First published in 1886, and initially sold as a paperback costing one shilling in the UK and a penny in America (hence the terms “shilling shockers” or the more commonly known “penny dreadful”), Jekyll & Hyde is a gothic novella written by Robert Louis Stevenson about a London legal practitioner named Gabriel John Utterson who investigates strange occurrences between his old friend, Dr Henry Jekyll and the evil Edward Hyde. The impact of the original story was so strong that the phrase to be like “Jekyll and Hyde" is used to reference people who exhibit an unpredictable change of personality.

Although the story is based around the changing character of Dr Jekyll into Hyde and his (losing) battle with the stronger personality of Hyde who eventually takes him over entirely, the main protagonist in the story is actually Gabriel Utterson. He becomes increasingly disturbed because his good friend Henry Jekyll changes his will to make Hyde the sole beneficiary. When Utterson tries to discuss Hyde with Jekyll, Jekyll demands that Hyde be left alone.

As the story progresses, Jekyll realises that he is losing autonomy and gradually transforming permanently into Hyde and so he writes his "confession", ending the letter by writing, "I bring the life of that unhappy Henry Jekyll to an end." With these words, both the document and the novella come to a close.

Jekyll and Hyde were played brilliantly by Brad Morrison. His use of the mirror on the wall was brilliant, and as he battled with the stronger personality of Hyde as he was gradually consumed by him, you could literally see him transforming before your eyes.

Utterson and Carew were played by Dan Gaisford and he played both convincingly, although I preferred his characterisation of Carew more than Utterson.

Jekyll’s long-serving Manservant, Poole, and Annie, a prostitute who is murdered by Hyde, were played by Producer Lois Grinter.

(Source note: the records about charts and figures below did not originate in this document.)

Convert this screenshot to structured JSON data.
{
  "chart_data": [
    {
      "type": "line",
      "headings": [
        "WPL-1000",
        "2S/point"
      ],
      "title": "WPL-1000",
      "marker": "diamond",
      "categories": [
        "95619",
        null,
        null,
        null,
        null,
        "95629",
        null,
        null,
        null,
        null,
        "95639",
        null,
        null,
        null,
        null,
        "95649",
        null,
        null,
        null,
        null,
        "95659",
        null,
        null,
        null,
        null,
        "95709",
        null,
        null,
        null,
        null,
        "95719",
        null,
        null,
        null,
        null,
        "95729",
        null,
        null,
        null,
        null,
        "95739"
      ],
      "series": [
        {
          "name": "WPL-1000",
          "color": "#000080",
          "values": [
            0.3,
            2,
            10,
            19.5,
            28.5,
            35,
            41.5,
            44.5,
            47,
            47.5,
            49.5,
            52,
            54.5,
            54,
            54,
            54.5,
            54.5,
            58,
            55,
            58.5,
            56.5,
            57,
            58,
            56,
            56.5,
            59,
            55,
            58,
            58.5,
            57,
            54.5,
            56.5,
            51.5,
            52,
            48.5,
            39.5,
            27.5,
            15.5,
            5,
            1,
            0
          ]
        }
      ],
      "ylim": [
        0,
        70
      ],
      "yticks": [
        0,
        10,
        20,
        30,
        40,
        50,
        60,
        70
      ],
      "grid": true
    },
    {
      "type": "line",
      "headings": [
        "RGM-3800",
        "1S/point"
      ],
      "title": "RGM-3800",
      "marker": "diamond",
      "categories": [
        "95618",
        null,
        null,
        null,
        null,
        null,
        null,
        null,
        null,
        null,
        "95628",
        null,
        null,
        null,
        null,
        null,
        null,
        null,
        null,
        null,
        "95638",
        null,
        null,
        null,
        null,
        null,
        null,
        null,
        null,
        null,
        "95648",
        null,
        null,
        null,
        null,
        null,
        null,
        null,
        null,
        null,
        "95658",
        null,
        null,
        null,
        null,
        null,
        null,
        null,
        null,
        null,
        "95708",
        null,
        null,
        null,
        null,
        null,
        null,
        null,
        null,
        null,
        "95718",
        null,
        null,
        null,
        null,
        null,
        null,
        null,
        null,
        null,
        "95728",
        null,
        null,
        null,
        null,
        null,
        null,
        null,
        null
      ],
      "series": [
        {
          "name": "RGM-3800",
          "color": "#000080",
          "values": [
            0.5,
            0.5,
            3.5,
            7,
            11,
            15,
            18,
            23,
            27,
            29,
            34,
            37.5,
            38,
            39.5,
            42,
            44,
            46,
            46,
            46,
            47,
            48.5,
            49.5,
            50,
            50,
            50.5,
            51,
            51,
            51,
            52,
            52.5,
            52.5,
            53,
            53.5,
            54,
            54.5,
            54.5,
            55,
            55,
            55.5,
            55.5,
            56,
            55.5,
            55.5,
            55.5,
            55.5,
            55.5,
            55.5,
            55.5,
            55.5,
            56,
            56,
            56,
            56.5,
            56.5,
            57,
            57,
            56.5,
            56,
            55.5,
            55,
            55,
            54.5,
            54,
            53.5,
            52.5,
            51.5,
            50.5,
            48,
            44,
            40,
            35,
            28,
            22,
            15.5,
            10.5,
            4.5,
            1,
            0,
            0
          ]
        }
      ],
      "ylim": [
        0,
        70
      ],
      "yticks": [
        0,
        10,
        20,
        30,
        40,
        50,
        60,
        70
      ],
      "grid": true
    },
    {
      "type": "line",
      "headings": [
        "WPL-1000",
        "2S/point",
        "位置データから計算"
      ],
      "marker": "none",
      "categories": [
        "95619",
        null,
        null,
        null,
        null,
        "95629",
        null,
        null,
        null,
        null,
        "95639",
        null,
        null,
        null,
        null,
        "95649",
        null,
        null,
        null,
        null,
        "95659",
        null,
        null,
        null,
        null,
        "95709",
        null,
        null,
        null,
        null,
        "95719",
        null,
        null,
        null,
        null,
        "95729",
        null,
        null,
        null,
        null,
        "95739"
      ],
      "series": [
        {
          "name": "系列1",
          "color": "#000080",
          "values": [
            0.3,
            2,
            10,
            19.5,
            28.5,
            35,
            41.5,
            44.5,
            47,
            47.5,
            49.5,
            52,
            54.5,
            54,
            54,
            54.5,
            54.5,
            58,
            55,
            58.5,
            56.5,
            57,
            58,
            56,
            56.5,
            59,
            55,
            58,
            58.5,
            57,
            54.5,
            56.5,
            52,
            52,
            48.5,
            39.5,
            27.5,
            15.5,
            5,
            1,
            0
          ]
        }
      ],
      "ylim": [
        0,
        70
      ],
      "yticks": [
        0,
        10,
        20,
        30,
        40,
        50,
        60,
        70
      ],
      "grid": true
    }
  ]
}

She played Annie to great effect, however her portrayal of Poole did not quite work for me as she was too young and unassuming and showed little of the fierce old manservant as described by Utterson to be one who would “put fear into any delivery driver” (not a direct quote). To me, she played the part more like mild-mannered Jeeves from “Jeeves & Wooster”, rather than a force to be reckoned with. However, with a cast of only three and six characters to play, the role naturally fell to her.

The fight scene (directed by Danaan McAleer) and the murder of Carew was truly brutal with Hyde becoming ever more violent and unpredictable.

This production was adapted by Matt Grinter and directed by Rebecca Robson with stage and costume design by Molly Hawkins. Sound and lighting by Oliver Thomas and Mark Riden respectively with poster design by Rhys Williams.

All in all another very enjoyable production by Red Rope and I look forward to future productions.